Screen Industry Workers Bill Back on Menu
The Screen Industry Workers Bill is back on the menu with the Government now wanting to to move it along. And that’s a good thing.
If there’s one issue that crops up more than any other at DEGNZ it’s individual contracts.
New Zealand moved away from collective bargaining with the changes to employment legislation that eroded a worker’s right to pre-agreed terms and conditions from the 70’s through to the 2000’s. Individual workers are left to negotiate their own remuneration and terms and conditions with the engagers (companies) if they become classed as contractors, which applies to a very high percentage of screen industry workers. This has been particularly bad for directors and editors, unless you are an in-demand person.
There are now generations of workers who have never had union representation, or benefitted from collectively negotiated agreements.
You, the individual director or editor, are required to negotiate your remuneration and the terms and conditions under which you work with the production company or broadcaster that has the resources in most cases to either engage a lawyer or have their own in-house legal counsel. This creates a playing field that’s ripe for exploitation by the unscrupulous. Many of you sign the contracts you are given with little or no negotiating power, and it’s these contracts we often see when people become unhappy with how they are treated.
The Screen Industry Worker Bill is one approach, agreed to by all unions and associations in the screen industry, to provide minimum protection to screen workers. It should prevent outright exploitation and offer the opportunity to get fair terms and conditions in a collective manner. There will still be the opportunity to negotiate individually as there is now. There will be a floor below which no engager can go, but no ceiling except that beyond which the individual engager will not go. In other words, you can push up, but they can’t push down below the minimums.

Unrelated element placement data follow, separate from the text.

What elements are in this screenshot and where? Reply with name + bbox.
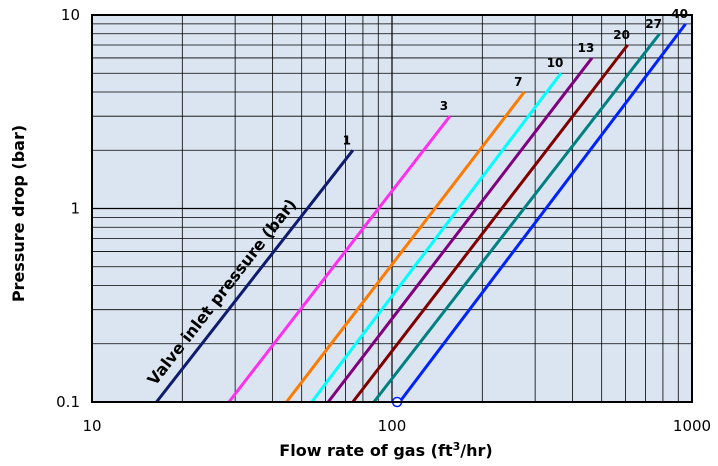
x-tick-label: 100 (378, 417, 407, 435)
y-tick-label: 10 (61, 6, 80, 24)
y-tick-label: 0.1 (56, 393, 80, 411)
y-tick-label: 1 (70, 200, 80, 218)
series-lines (155, 22, 687, 408)
series-label-7: 7 (514, 75, 522, 89)
series-label-3: 3 (440, 99, 448, 113)
series-line-20 (351, 44, 629, 403)
series-line-1 (155, 149, 354, 403)
series-label-1: 1 (343, 133, 351, 147)
grid-lines (92, 15, 692, 402)
x-axis-title: Flow rate of gas (ft3/hr) (279, 440, 492, 460)
series-line-13 (327, 56, 594, 403)
y-axis-title: Pressure drop (bar) (9, 125, 28, 302)
x-axis-title-main: Flow rate of gas (ft (279, 441, 453, 460)
x-axis-title-superscript: 3 (453, 440, 461, 453)
series-line-40 (398, 22, 687, 403)
series-line-7 (285, 91, 526, 403)
series-label-20: 20 (613, 28, 630, 42)
series-line-10 (310, 72, 563, 403)
series-line-27 (372, 32, 661, 403)
series-label-10: 10 (547, 56, 564, 70)
series-label-13: 13 (578, 41, 595, 55)
series-label-27: 27 (645, 17, 662, 31)
series-label-40: 40 (671, 7, 688, 21)
tick-labels: 10 100 1000 10 1 0.1 (56, 6, 711, 435)
x-tick-label: 1000 (673, 417, 711, 435)
x-axis-title-end: /hr) (460, 441, 492, 460)
plot-frame (91, 14, 693, 403)
x-tick-label: 10 (82, 417, 101, 435)
series-line-3 (227, 115, 452, 403)
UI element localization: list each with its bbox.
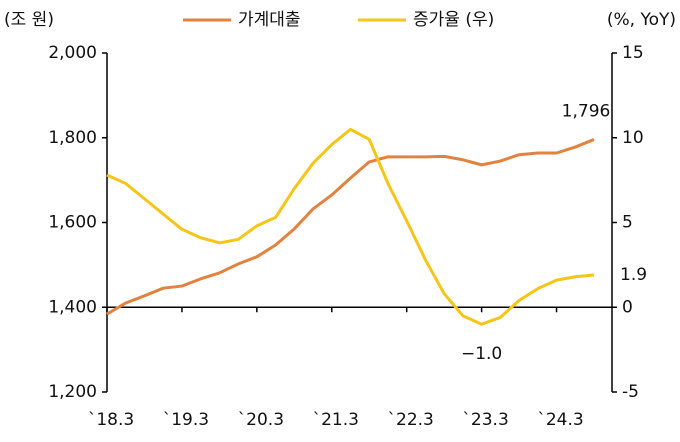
- data-label: 1,796: [562, 101, 611, 121]
- y-tick-label: 2,000: [48, 43, 97, 63]
- y-tick-label: 1,800: [48, 128, 97, 148]
- y2-tick-label: 15: [622, 43, 644, 63]
- y-tick-label: 1,400: [48, 297, 97, 317]
- x-tick-label: `23.3: [462, 410, 508, 430]
- x-tick-label: `24.3: [537, 410, 583, 430]
- y2-tick-label: 10: [622, 128, 644, 148]
- x-tick-label: `18.3: [88, 410, 134, 430]
- legend-label: 증가율 (우): [413, 10, 494, 30]
- x-tick-label: `22.3: [388, 410, 434, 430]
- data-label: 1.9: [620, 265, 647, 285]
- y-tick-label: 1,600: [48, 213, 97, 233]
- legend-label: 가계대출: [238, 10, 301, 30]
- y-tick-label: 1,200: [48, 382, 97, 402]
- y2-tick-label: 0: [622, 297, 633, 317]
- series-line: [106, 127, 595, 326]
- x-tick-label: `20.3: [238, 410, 284, 430]
- data-label: −1.0: [461, 344, 502, 364]
- x-tick-label: `19.3: [163, 410, 209, 430]
- y2-axis-label: (%, YoY): [607, 10, 676, 30]
- series-line: [106, 138, 595, 316]
- y2-tick-label: -5: [622, 382, 639, 402]
- x-tick-label: `21.3: [313, 410, 359, 430]
- y2-tick-label: 5: [622, 213, 633, 233]
- y-axis-label: (조 원): [4, 10, 54, 30]
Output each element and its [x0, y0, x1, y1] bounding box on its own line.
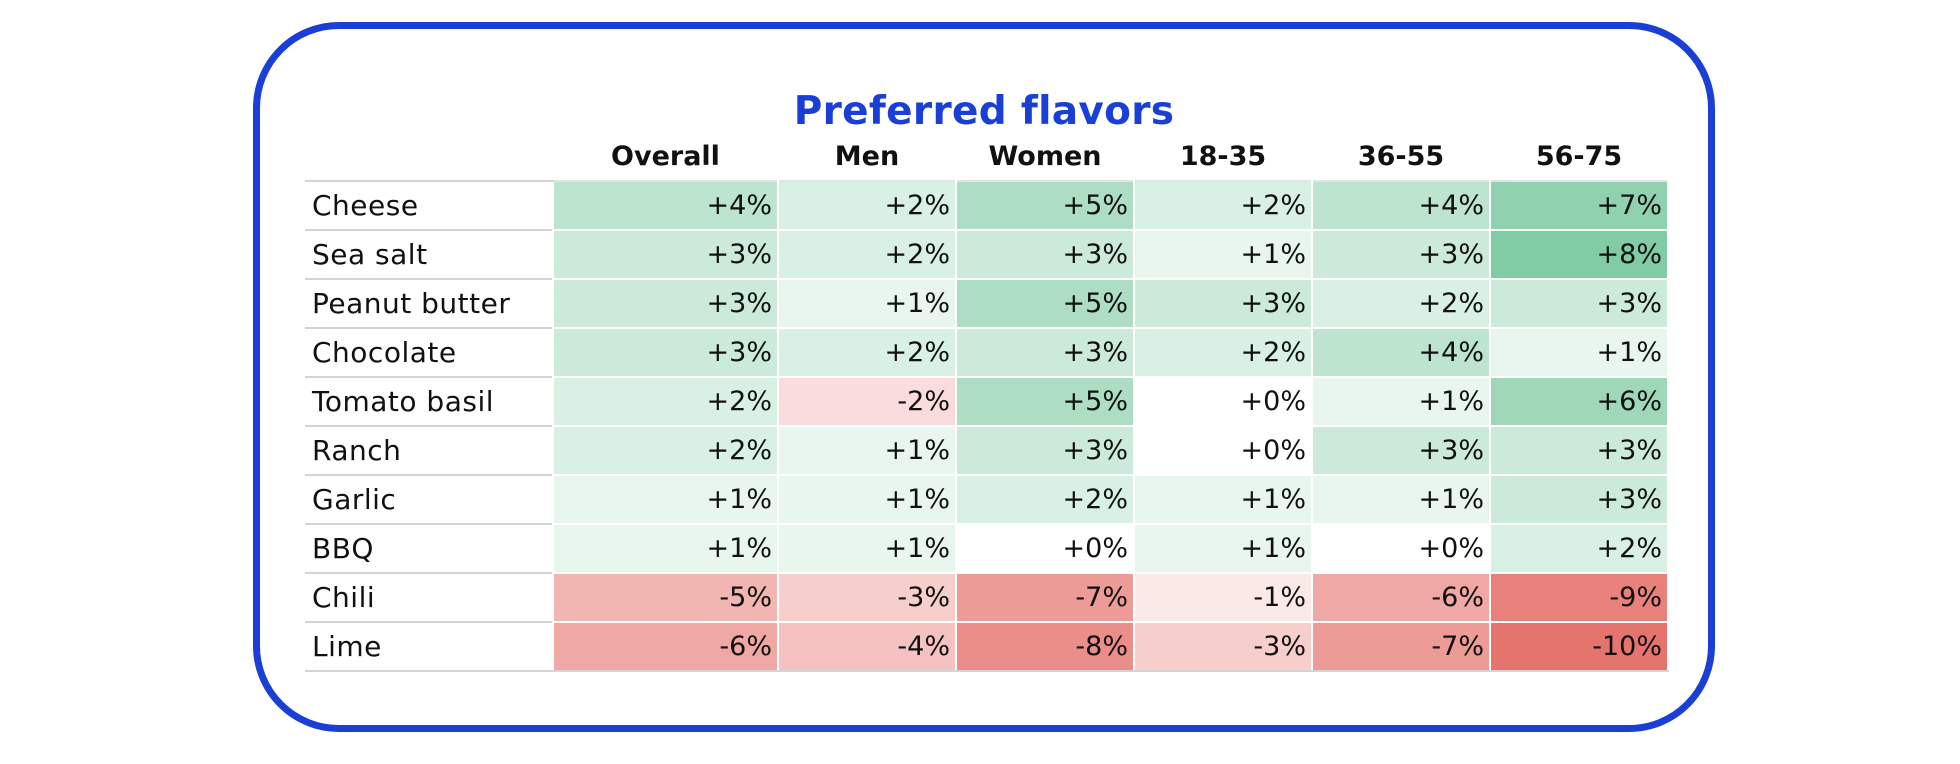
- heatmap-cell: -6%: [552, 621, 779, 672]
- heatmap-cell: -10%: [1489, 621, 1669, 672]
- header-row: Overall Men Women 18-35 36-55 56-75: [305, 132, 1668, 181]
- heatmap-cell: +1%: [1311, 474, 1491, 525]
- row-label: BBQ: [305, 523, 553, 573]
- heatmap-cell: -7%: [1311, 621, 1491, 672]
- row-label: Tomato basil: [305, 376, 553, 426]
- heatmap-cell: +0%: [955, 523, 1135, 574]
- heatmap-cell: +5%: [955, 376, 1135, 427]
- heatmap-cell: +2%: [1311, 278, 1491, 329]
- heatmap-cell: +3%: [1311, 425, 1491, 476]
- row-label: Garlic: [305, 474, 553, 524]
- heatmap-body: Cheese +4% +2% +5% +2% +4% +7% Sea salt +3% +2% +3…: [305, 180, 1669, 672]
- table-row: Chocolate +3% +2% +3% +2% +4% +1%: [305, 327, 1669, 378]
- heatmap-cell: +1%: [777, 425, 957, 476]
- row-label: Cheese: [305, 180, 553, 230]
- table-row: Sea salt +3% +2% +3% +1% +3% +8%: [305, 229, 1669, 280]
- heatmap-cell: +3%: [955, 425, 1135, 476]
- heatmap-cell: +0%: [1133, 376, 1313, 427]
- table-row: BBQ +1% +1% +0% +1% +0% +2%: [305, 523, 1669, 574]
- heatmap-cell: -7%: [955, 572, 1135, 623]
- heatmap-cell: +3%: [1311, 229, 1491, 280]
- heatmap-cell: +4%: [1311, 180, 1491, 231]
- heatmap-cell: +4%: [552, 180, 779, 231]
- heatmap-cell: +5%: [955, 278, 1135, 329]
- heatmap-cell: +2%: [1489, 523, 1669, 574]
- heatmap-cell: +1%: [1311, 376, 1491, 427]
- row-label: Chili: [305, 572, 553, 622]
- heatmap-cell: +5%: [955, 180, 1135, 231]
- heatmap-cell: +3%: [1489, 425, 1669, 476]
- heatmap-cell: +3%: [955, 327, 1135, 378]
- heatmap-cell: -6%: [1311, 572, 1491, 623]
- table-row: Lime -6% -4% -8% -3% -7% -10%: [305, 621, 1669, 672]
- row-label: Lime: [305, 621, 553, 672]
- heatmap-cell: -2%: [777, 376, 957, 427]
- heatmap-cell: +3%: [955, 229, 1135, 280]
- row-label: Ranch: [305, 425, 553, 475]
- heatmap-cell: +3%: [552, 278, 779, 329]
- heatmap-cell: -1%: [1133, 572, 1313, 623]
- table-row: Cheese +4% +2% +5% +2% +4% +7%: [305, 180, 1669, 231]
- column-header: 36-55: [1357, 140, 1445, 172]
- heatmap-cell: +1%: [1489, 327, 1669, 378]
- heatmap-cell: +2%: [552, 376, 779, 427]
- table-row: Ranch +2% +1% +3% +0% +3% +3%: [305, 425, 1669, 476]
- table-row: Tomato basil +2% -2% +5% +0% +1% +6%: [305, 376, 1669, 427]
- table-row: Garlic +1% +1% +2% +1% +1% +3%: [305, 474, 1669, 525]
- column-header: Women: [988, 140, 1102, 172]
- row-label: Sea salt: [305, 229, 553, 279]
- heatmap-cell: +3%: [552, 327, 779, 378]
- heatmap-cell: +1%: [777, 474, 957, 525]
- heatmap-cell: +2%: [552, 425, 779, 476]
- column-header: 56-75: [1535, 140, 1623, 172]
- heatmap-cell: +2%: [777, 229, 957, 280]
- heatmap-cell: +3%: [1133, 278, 1313, 329]
- table-row: Peanut butter +3% +1% +5% +3% +2% +3%: [305, 278, 1669, 329]
- chart-title: Preferred flavors: [793, 89, 1175, 134]
- heatmap-cell: +1%: [552, 523, 779, 574]
- header-corner: [305, 132, 553, 181]
- row-label: Chocolate: [305, 327, 553, 377]
- heatmap-cell: -5%: [552, 572, 779, 623]
- heatmap-cell: +2%: [1133, 327, 1313, 378]
- heatmap-cell: +7%: [1489, 180, 1669, 231]
- heatmap-cell: -8%: [955, 621, 1135, 672]
- column-header: 18-35: [1179, 140, 1267, 172]
- row-label: Peanut butter: [305, 278, 553, 328]
- heatmap-cell: +8%: [1489, 229, 1669, 280]
- heatmap-cell: -4%: [777, 621, 957, 672]
- heatmap-cell: +4%: [1311, 327, 1491, 378]
- heatmap-cell: +1%: [552, 474, 779, 525]
- heatmap-cell: -9%: [1489, 572, 1669, 623]
- heatmap-cell: +2%: [777, 180, 957, 231]
- heatmap-cell: +0%: [1311, 523, 1491, 574]
- heatmap-cell: -3%: [777, 572, 957, 623]
- heatmap-cell: +2%: [1133, 180, 1313, 231]
- heatmap-cell: +2%: [777, 327, 957, 378]
- heatmap-cell: +1%: [777, 523, 957, 574]
- heatmap-cell: +1%: [1133, 229, 1313, 280]
- heatmap-cell: +2%: [955, 474, 1135, 525]
- heatmap-cell: +1%: [1133, 523, 1313, 574]
- heatmap-cell: -3%: [1133, 621, 1313, 672]
- heatmap-cell: +6%: [1489, 376, 1669, 427]
- heatmap-cell: +0%: [1133, 425, 1313, 476]
- table-row: Chili -5% -3% -7% -1% -6% -9%: [305, 572, 1669, 623]
- heatmap-cell: +3%: [1489, 474, 1669, 525]
- heatmap-cell: +3%: [1489, 278, 1669, 329]
- heatmap-cell: +1%: [1133, 474, 1313, 525]
- column-header: Overall: [611, 140, 720, 172]
- column-header: Men: [834, 140, 900, 172]
- heatmap-cell: +3%: [552, 229, 779, 280]
- heatmap-table: Overall Men Women 18-35 36-55 56-75 Chee…: [305, 132, 1669, 672]
- heatmap-cell: +1%: [777, 278, 957, 329]
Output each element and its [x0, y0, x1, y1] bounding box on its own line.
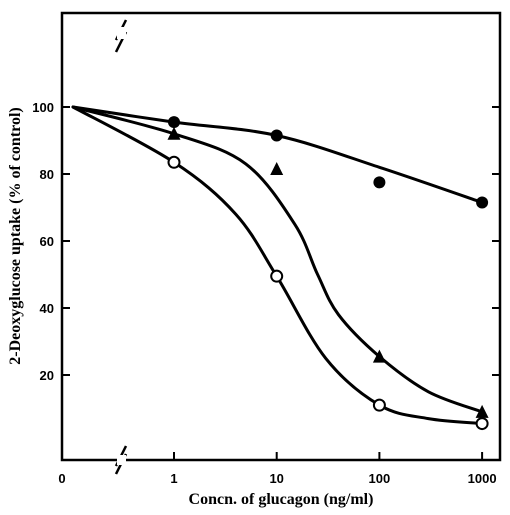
- open-circle-point: [372, 398, 386, 412]
- data-markers: [167, 116, 489, 431]
- filled-triangle-point: [372, 349, 386, 363]
- y-tick-label: 100: [32, 100, 54, 115]
- x-axis-break: [114, 19, 128, 475]
- filled-circle-point: [168, 116, 180, 129]
- top-break-gap: [117, 27, 126, 39]
- open-circle-point: [475, 417, 489, 431]
- filled-triangle-point: [167, 126, 181, 140]
- x-axis-title: Concn. of glucagon (ng/ml): [189, 491, 374, 508]
- open-circle-point: [270, 269, 284, 283]
- x-tick-label: 0: [58, 471, 65, 486]
- y-tick-label: 20: [40, 368, 54, 383]
- open-circle-point: [167, 155, 181, 169]
- filled-circle-point: [270, 129, 283, 142]
- y-tick-label: 60: [40, 234, 54, 249]
- fitted-curves: [71, 105, 484, 426]
- y-tick-label: 80: [40, 167, 54, 182]
- y-tick-label: 40: [40, 301, 54, 316]
- filled-triangle-point: [270, 161, 284, 175]
- series-3-curve: [71, 105, 484, 426]
- x-tick-label: 100: [369, 471, 391, 486]
- x-tick-label: 1: [170, 471, 177, 486]
- x-tick-label: 1000: [468, 471, 497, 486]
- filled-circle-point: [373, 176, 386, 189]
- series-2-curve: [71, 105, 484, 414]
- x-tick-label: 10: [269, 471, 283, 486]
- bottom-break-gap: [117, 455, 126, 465]
- filled-circle-point: [476, 196, 489, 209]
- y-axis-title: 2-Deoxyglucose uptake (% of control): [7, 107, 24, 364]
- plot-frame: [60, 11, 502, 462]
- filled-triangle-point: [475, 404, 489, 418]
- axis-ticks: 0 1 10 100 1000 20 40 60 80 100: [32, 100, 500, 486]
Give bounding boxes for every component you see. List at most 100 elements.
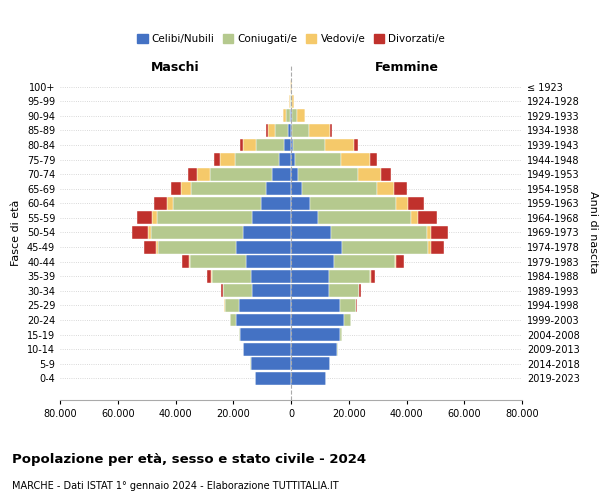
- Bar: [331, 226, 427, 239]
- Bar: [334, 256, 395, 268]
- Bar: [292, 124, 310, 137]
- Bar: [358, 168, 382, 180]
- Bar: [244, 226, 291, 239]
- Bar: [284, 138, 291, 151]
- Bar: [291, 328, 340, 341]
- Bar: [223, 284, 252, 298]
- Bar: [344, 314, 351, 326]
- Bar: [310, 197, 397, 209]
- Bar: [411, 212, 418, 224]
- Bar: [137, 212, 152, 224]
- Bar: [152, 212, 157, 224]
- Bar: [132, 226, 148, 239]
- Bar: [310, 124, 329, 137]
- Bar: [431, 226, 448, 239]
- Bar: [244, 138, 256, 151]
- Bar: [241, 328, 291, 341]
- Bar: [377, 182, 394, 195]
- Bar: [382, 168, 391, 180]
- Bar: [291, 256, 334, 268]
- Bar: [239, 299, 291, 312]
- Bar: [292, 95, 294, 108]
- Bar: [291, 138, 293, 151]
- Bar: [291, 358, 330, 370]
- Bar: [157, 212, 252, 224]
- Bar: [298, 168, 358, 180]
- Bar: [291, 95, 292, 108]
- Bar: [173, 197, 260, 209]
- Bar: [290, 110, 291, 122]
- Bar: [275, 124, 288, 137]
- Bar: [260, 197, 291, 209]
- Bar: [291, 270, 329, 282]
- Bar: [255, 372, 291, 385]
- Bar: [224, 299, 239, 312]
- Bar: [206, 270, 211, 282]
- Bar: [397, 256, 404, 268]
- Bar: [145, 240, 156, 254]
- Bar: [148, 226, 151, 239]
- Bar: [295, 153, 341, 166]
- Bar: [252, 284, 291, 298]
- Bar: [286, 110, 290, 122]
- Bar: [329, 270, 370, 282]
- Legend: Celibi/Nubili, Coniugati/e, Vedovi/e, Divorzati/e: Celibi/Nubili, Coniugati/e, Vedovi/e, Di…: [133, 30, 449, 48]
- Bar: [288, 124, 291, 137]
- Bar: [197, 168, 210, 180]
- Bar: [291, 124, 292, 137]
- Text: MARCHE - Dati ISTAT 1° gennaio 2024 - Elaborazione TUTTITALIA.IT: MARCHE - Dati ISTAT 1° gennaio 2024 - El…: [12, 481, 338, 491]
- Bar: [291, 284, 329, 298]
- Bar: [266, 124, 268, 137]
- Bar: [319, 212, 411, 224]
- Bar: [246, 256, 291, 268]
- Bar: [329, 124, 332, 137]
- Bar: [230, 314, 236, 326]
- Bar: [252, 212, 291, 224]
- Bar: [291, 197, 310, 209]
- Bar: [291, 168, 298, 180]
- Bar: [325, 138, 354, 151]
- Bar: [395, 256, 397, 268]
- Bar: [418, 212, 437, 224]
- Bar: [283, 110, 286, 122]
- Bar: [244, 343, 291, 355]
- Text: Popolazione per età, sesso e stato civile - 2024: Popolazione per età, sesso e stato civil…: [12, 452, 366, 466]
- Bar: [291, 343, 337, 355]
- Bar: [291, 212, 319, 224]
- Bar: [291, 153, 295, 166]
- Bar: [340, 328, 342, 341]
- Bar: [340, 299, 356, 312]
- Bar: [371, 270, 376, 282]
- Bar: [190, 256, 246, 268]
- Bar: [291, 372, 326, 385]
- Bar: [291, 299, 340, 312]
- Bar: [171, 182, 181, 195]
- Bar: [268, 124, 275, 137]
- Bar: [156, 240, 158, 254]
- Bar: [291, 226, 331, 239]
- Y-axis label: Fasce di età: Fasce di età: [11, 200, 21, 266]
- Bar: [214, 153, 220, 166]
- Bar: [167, 197, 173, 209]
- Bar: [341, 240, 428, 254]
- Bar: [188, 168, 197, 180]
- Bar: [236, 240, 291, 254]
- Bar: [266, 182, 291, 195]
- Bar: [181, 182, 191, 195]
- Bar: [240, 138, 244, 151]
- Bar: [236, 314, 291, 326]
- Bar: [251, 358, 291, 370]
- Bar: [239, 328, 241, 341]
- Bar: [359, 284, 361, 298]
- Bar: [154, 197, 167, 209]
- Bar: [291, 240, 341, 254]
- Bar: [397, 197, 408, 209]
- Bar: [212, 270, 251, 282]
- Bar: [408, 197, 424, 209]
- Bar: [158, 240, 236, 254]
- Bar: [370, 153, 377, 166]
- Bar: [394, 182, 407, 195]
- Bar: [298, 110, 305, 122]
- Bar: [356, 299, 357, 312]
- Bar: [291, 314, 344, 326]
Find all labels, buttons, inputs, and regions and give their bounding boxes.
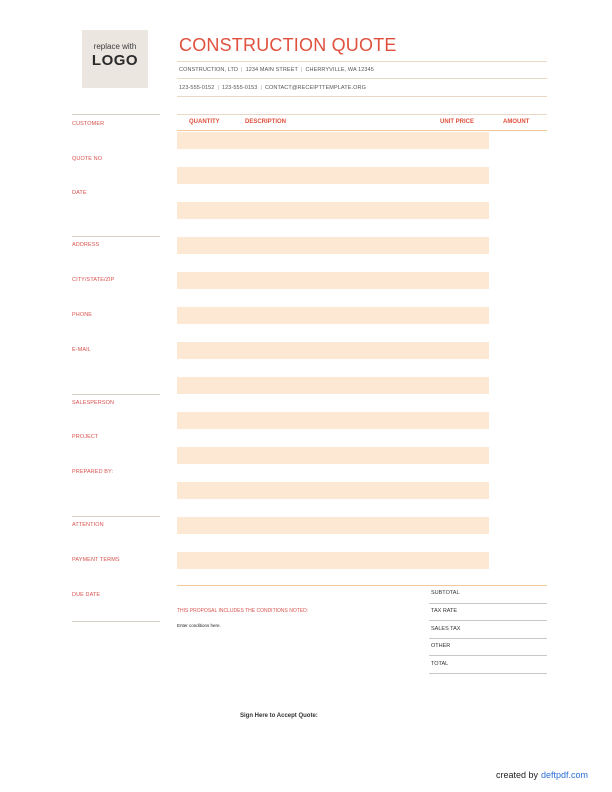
email-label[interactable]: E-MAIL: [72, 347, 91, 353]
payment-terms-label[interactable]: PAYMENT TERMS: [72, 557, 120, 563]
line-item-row[interactable]: [177, 272, 489, 289]
phone-label[interactable]: PHONE: [72, 312, 93, 318]
unit-price-header: UNIT PRICE: [440, 119, 475, 125]
subtotal-label: SUBTOTAL: [431, 590, 460, 596]
sales-tax-label: SALES TAX: [431, 626, 461, 632]
line-item-row[interactable]: [177, 447, 489, 464]
contact-rule: [177, 96, 547, 97]
line-item-row[interactable]: [177, 132, 489, 149]
page-title: CONSTRUCTION QUOTE: [179, 35, 397, 55]
totals-rule: [429, 620, 547, 621]
salesperson-label[interactable]: SALESPERSON: [72, 400, 115, 406]
company-info-line: CONSTRUCTION, LTD | 1234 MAIN STREET | CHERR…: [179, 67, 374, 73]
contact-email: CONTACT@RECEIPTTEMPLATE.ORG: [264, 85, 366, 91]
table-bottom-rule: [177, 585, 547, 586]
sidebar-rule-attention: [72, 516, 160, 517]
phone-1: 123-555-0152: [179, 85, 215, 91]
sidebar-rule-address: [72, 236, 160, 237]
table-header-rule: [177, 130, 547, 131]
description-header: DESCRIPTION: [245, 119, 287, 125]
created-by-text: created by: [496, 770, 539, 780]
conditions-text[interactable]: Enter conditions here.: [177, 623, 221, 628]
line-item-row[interactable]: [177, 377, 489, 394]
title-rule: [177, 61, 547, 62]
totals-rule: [429, 638, 547, 639]
company-city: CHERRYVILLE, WA 12345: [305, 67, 374, 73]
line-item-row[interactable]: [177, 237, 489, 254]
total-label: TOTAL: [431, 661, 449, 667]
logo-big-text: LOGO: [91, 52, 139, 69]
totals-rule: [429, 603, 547, 604]
line-item-row[interactable]: [177, 517, 489, 534]
sidebar-rule-sales: [72, 394, 160, 395]
signature-label: Sign Here to Accept Quote:: [240, 713, 318, 719]
deftpdf-link[interactable]: deftpdf.com: [541, 770, 589, 780]
amount-header: AMOUNT: [503, 119, 530, 125]
footer-credit: created by deftpdf.com: [496, 770, 588, 780]
logo-placeholder[interactable]: replace with LOGO: [82, 30, 148, 88]
attention-label[interactable]: ATTENTION: [72, 522, 104, 528]
date-label[interactable]: DATE: [72, 190, 87, 196]
phone-2: 123-555-0153: [221, 85, 258, 91]
line-item-row[interactable]: [177, 412, 489, 429]
line-item-row[interactable]: [177, 342, 489, 359]
logo-small-text: replace with: [93, 42, 137, 51]
table-top-rule: [177, 114, 547, 115]
totals-rule: [429, 655, 547, 656]
line-item-row[interactable]: [177, 202, 489, 219]
conditions-heading: THIS PROPOSAL INCLUDES THE CONDITIONS NO…: [177, 608, 309, 614]
other-label: OTHER: [431, 643, 451, 649]
contact-info-line: 123-555-0152 | 123-555-0153 | CONTACT@RECEIP…: [179, 85, 366, 91]
tax-rate-label: TAX RATE: [431, 608, 458, 614]
line-item-row[interactable]: [177, 552, 489, 569]
address-label[interactable]: ADDRESS: [72, 242, 100, 248]
quantity-header: QUANTITY: [189, 119, 220, 125]
prepared-by-label[interactable]: PREPARED BY:: [72, 469, 114, 475]
project-label[interactable]: PROJECT: [72, 434, 99, 440]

At DEGNZ we have worked hard with all the other screen guilds and associations to get the Screen Industry Worker Bill in place. The three unions in the screen industry—us, the Writers Guild and Equity NZ, the actors guild—are working with the Council of Trade Unions to try and get the best legislation for screen workers we can. But the battle is still not won.
New legislation is tricky to get through Government. It gets changed, watered down, and other things get in the way, like the Fair Pay Agreements that Government and other non-screen industry unions are hot on at the moment.
While we continue to work on getting the Screen Industry Workers Bill passed, I’d like to ask each and every one of you to familiarise yourself with the Bill, because it’s for you. You can read the current draft here, which we are seeking improvements to. You can learn about the legislative process here. And most importantly, you can talk to others about it, because once it is in place and we negotiate a collective agreement, each one of you will have an opportunity to vote on whether you want the minimums we bring to you. And if you don’t, your vote can tell us to go back and try again as long as you are a member with rights to vote.
That’s democracy in action in a union.